The rod I’m referring to is the power/rail connected to the burnout on board.

Everything tested good on its own, I have repaired the burnt section of board by removing ALL carbonized/damaged board, filling with JB Weld (what I had on hand currently and is known as a good electrical insulator)

Continued to test board after installing each section of FETs, testing good all the way through, I now have board fully populated and fully functional.

I had a question on output banks, and how FETs were installed from Kicker factory, there’s 2 matching sets, assuming a matched pair for High and matched pair for Low, but when testing it looks like low gets one of each and high gets one of each, wouldn’t amp run better if both low side FETs matched and both High side FETs matched?

The circled and marked as is for banks in picture is correct right? Maybe the manufacturing dates are so close on FETs in didn’t matter when installing?

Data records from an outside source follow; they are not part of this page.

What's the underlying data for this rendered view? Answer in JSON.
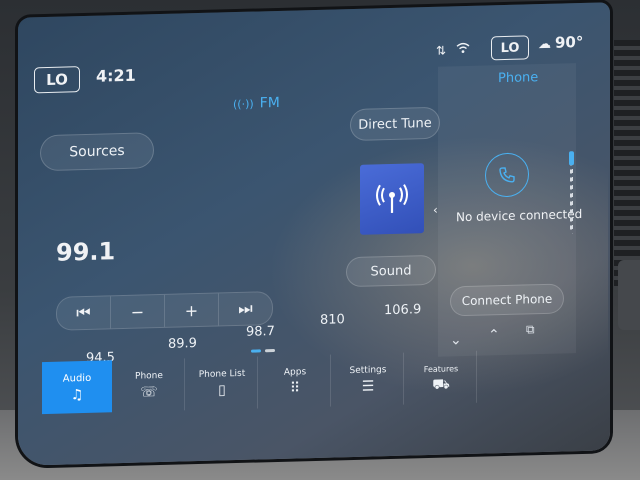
{
  "status_bar": {
    "left_temp": "LO",
    "time": "4:21",
    "right_temp": "LO",
    "outside_temp": "90°"
  },
  "radio": {
    "band_label": "FM",
    "current_frequency": "99.1",
    "sources_label": "Sources",
    "direct_tune_label": "Direct Tune",
    "sound_label": "Sound",
    "seek_controls": [
      "⏮",
      "−",
      "+",
      "⏭"
    ],
    "presets": [
      "94.5",
      "89.9",
      "98.7",
      "810",
      "106.9"
    ]
  },
  "phone_panel": {
    "title": "Phone",
    "status": "No device connected",
    "connect_label": "Connect Phone"
  },
  "tabs": [
    {
      "label": "Audio",
      "icon": "music-note-icon",
      "active": true
    },
    {
      "label": "Phone",
      "icon": "phone-icon",
      "active": false
    },
    {
      "label": "Phone List",
      "icon": "phone-list-icon",
      "active": false
    },
    {
      "label": "Apps",
      "icon": "apps-grid-icon",
      "active": false
    },
    {
      "label": "Settings",
      "icon": "settings-sliders-icon",
      "active": false
    },
    {
      "label": "Features",
      "icon": "car-features-icon",
      "active": false
    }
  ],
  "colors": {
    "accent": "#1f8ff0",
    "highlight_text": "#4ab0f0",
    "radio_tile": "#3f5fd0"
  }
}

I’d rather switch them up so each side has a matching pair.

Other then that I got lucky, just had to repair board and reconnect the rail to trace 🙂

 
Matching date codes (FETs from the same production batch) give the best chance of having FETs with very nearly identical properties and therefore likely to share the load evenly. For marginal designs, this gives the best reliability.

If the amp has survived this long with the FETs as they are, I'd leave them.

Those 'rods' are jumpers, hence the (assumed) Jxxx designation. They should not be confused with wire type shunt resistors.

I don't see anything that's circled.
 
I just left them as is, but surprised they weren’t matched up per bank, maybe a tech made a mistake putting them in, etc, but ya they been going strong for this long right.

Also this is my first experience with jumpers, good to know more details on them, ty!

And the pic with the banks circled was the 2nd pic in post before last, you can scroll sideways to see all pics.